Brophy on Popular Constitutionalism and the Antebellum Cemetary

Alfred L. Brophy, University of North Carolina Law, has posted “These Great and Beautiful Republics of the Dead”: Public Constitutionalism and the Antebellum Cemetery.  Here is the abstract:    
Mt. Auburn Cemetery (Credit: LC)
“Public Constitutionalism and the Antebellum Cemetery” joins the growing literature on public constitutionalism by focusing on the seventy addresses given at cemetery dedications from Supreme Court Justice Joseph Story’s address at Mount Auburn Cemetery in Cambridge, Massachusetts, in 1831, through the addresses of Edward Everett and Abraham Lincoln at Gettysburg in November 1863. The addresses were part of a vibrant public discussion of constitutional principles, which spanned such diverse occasions as July Fourth celebrations, arguments in great constitutional cases (like Daniel Webster’s Dartmouth College argument), dedication of public monuments (like Daniel Webster’s speech at the placement of the cornerstone of the Bunker Hill Monument in 1824), lyceum addresses, and college literary society lectures. For Americans, especially those of the Whig Party, the Constitution was a key component of culture and a key unifier of the nation.
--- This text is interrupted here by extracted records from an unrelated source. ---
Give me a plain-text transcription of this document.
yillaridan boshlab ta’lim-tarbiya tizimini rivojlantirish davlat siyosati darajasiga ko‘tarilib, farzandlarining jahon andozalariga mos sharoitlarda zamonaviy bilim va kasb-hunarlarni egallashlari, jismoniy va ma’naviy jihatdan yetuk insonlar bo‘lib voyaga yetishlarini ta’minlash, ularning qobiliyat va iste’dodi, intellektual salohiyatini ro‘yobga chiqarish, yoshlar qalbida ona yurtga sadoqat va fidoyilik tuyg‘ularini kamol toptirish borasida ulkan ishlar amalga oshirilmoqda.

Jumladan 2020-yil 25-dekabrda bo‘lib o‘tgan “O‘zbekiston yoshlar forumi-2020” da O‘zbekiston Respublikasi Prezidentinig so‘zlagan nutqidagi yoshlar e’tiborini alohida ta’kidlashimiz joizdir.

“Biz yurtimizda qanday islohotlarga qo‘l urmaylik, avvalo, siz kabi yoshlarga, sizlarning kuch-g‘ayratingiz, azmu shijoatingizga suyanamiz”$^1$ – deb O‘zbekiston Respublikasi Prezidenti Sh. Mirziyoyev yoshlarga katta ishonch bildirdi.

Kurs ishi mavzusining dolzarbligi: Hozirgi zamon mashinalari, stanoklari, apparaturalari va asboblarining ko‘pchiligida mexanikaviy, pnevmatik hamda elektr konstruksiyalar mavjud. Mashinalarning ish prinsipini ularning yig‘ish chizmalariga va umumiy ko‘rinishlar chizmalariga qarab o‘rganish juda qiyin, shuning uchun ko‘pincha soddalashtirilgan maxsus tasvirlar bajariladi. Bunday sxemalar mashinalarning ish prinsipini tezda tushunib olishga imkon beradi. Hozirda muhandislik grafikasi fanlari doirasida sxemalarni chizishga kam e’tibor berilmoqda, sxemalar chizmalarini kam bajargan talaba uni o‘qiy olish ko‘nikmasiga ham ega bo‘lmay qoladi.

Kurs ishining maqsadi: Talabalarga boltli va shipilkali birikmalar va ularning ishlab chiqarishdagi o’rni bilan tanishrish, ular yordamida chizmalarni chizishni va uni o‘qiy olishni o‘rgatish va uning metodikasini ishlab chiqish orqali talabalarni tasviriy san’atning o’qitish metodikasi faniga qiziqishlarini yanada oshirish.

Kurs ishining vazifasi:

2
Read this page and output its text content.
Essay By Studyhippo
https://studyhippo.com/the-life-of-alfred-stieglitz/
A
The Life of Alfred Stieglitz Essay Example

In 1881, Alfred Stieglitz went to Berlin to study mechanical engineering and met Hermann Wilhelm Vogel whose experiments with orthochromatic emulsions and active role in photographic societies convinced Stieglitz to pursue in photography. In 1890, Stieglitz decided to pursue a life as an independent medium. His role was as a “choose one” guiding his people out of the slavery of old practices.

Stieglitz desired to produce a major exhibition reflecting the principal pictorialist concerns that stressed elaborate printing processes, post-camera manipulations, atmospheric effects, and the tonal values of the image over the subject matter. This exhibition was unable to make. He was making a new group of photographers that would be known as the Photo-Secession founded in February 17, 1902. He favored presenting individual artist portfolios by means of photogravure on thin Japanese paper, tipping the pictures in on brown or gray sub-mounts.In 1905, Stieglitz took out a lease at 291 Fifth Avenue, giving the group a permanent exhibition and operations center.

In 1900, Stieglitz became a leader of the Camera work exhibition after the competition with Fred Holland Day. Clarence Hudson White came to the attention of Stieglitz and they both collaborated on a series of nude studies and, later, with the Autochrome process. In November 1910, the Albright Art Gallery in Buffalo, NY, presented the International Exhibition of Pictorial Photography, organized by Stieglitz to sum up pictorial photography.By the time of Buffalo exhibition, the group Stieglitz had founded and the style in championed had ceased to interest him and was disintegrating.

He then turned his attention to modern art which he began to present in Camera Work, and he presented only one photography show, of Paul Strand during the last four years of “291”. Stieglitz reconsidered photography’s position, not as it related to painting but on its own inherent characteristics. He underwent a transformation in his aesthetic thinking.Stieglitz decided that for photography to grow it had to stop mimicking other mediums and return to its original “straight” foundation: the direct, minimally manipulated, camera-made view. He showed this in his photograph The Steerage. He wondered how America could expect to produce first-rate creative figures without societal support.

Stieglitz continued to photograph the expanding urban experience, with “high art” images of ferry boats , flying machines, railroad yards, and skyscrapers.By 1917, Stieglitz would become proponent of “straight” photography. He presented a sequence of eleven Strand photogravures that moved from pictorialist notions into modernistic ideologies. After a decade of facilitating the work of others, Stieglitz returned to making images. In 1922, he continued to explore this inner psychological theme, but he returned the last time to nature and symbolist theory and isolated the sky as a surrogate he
Rural cemeteries provided support for such constitutional values. They brought beauty and order to the landscape; they served to mediate an impersonal, commercial world and brought uplift through the lessons of morality and patriotism that people learned when they visited the cemeteries. The cemetery supported constitutional values of Union, respect for property, and obedience to the rule of law. For visitors to the cemetery learned about the importance of each of those values at the cemetery. It was an instructor of values; its ordered lanes and graves also served as a sign of the health of the Christian republic. For the cemetery fulfilled duties owed the past. The cemetery inspired sentiments of love of family and country. People would leave the cemetery inspired to preserve the United States as a Christian republic. Finally, these abstract ideas were promoted through private charitable corporations. Those private organizations brought the community together to promote the republic.

The cemeteries were, thus, one important institution – along with the schools, churches, civic associations, and businesses – that helped create and preserve the Union. The cemetery dedication addresses, like other addresses designed to promulgate constitutional ideas, mixed appeals to economics, morality, religion, and political theory with legal and constitutional ideas. Rural cemeteries promoted Whig constitutional ideals about order, patriotism, and Union. Those values were at the center of the debate over the response to secession and they were put into practice by soldiers along Cemetery Ridge at Gettysburg in 1863. Lincoln’s address at Gettysburg, thus, reflects the appeals to sentiment and Constitution that were so frequently invoked in the thirty years before the War.

This article reveals an important and neglected role of oratory in disseminating constitutional ideas, as well as the significance of rural cemeteries to public constitutional thought. This hidden history reveals how those ideas mobilized support for Union and, thus, how public constitutional thought affects the actions of voters, jurists, and politicians.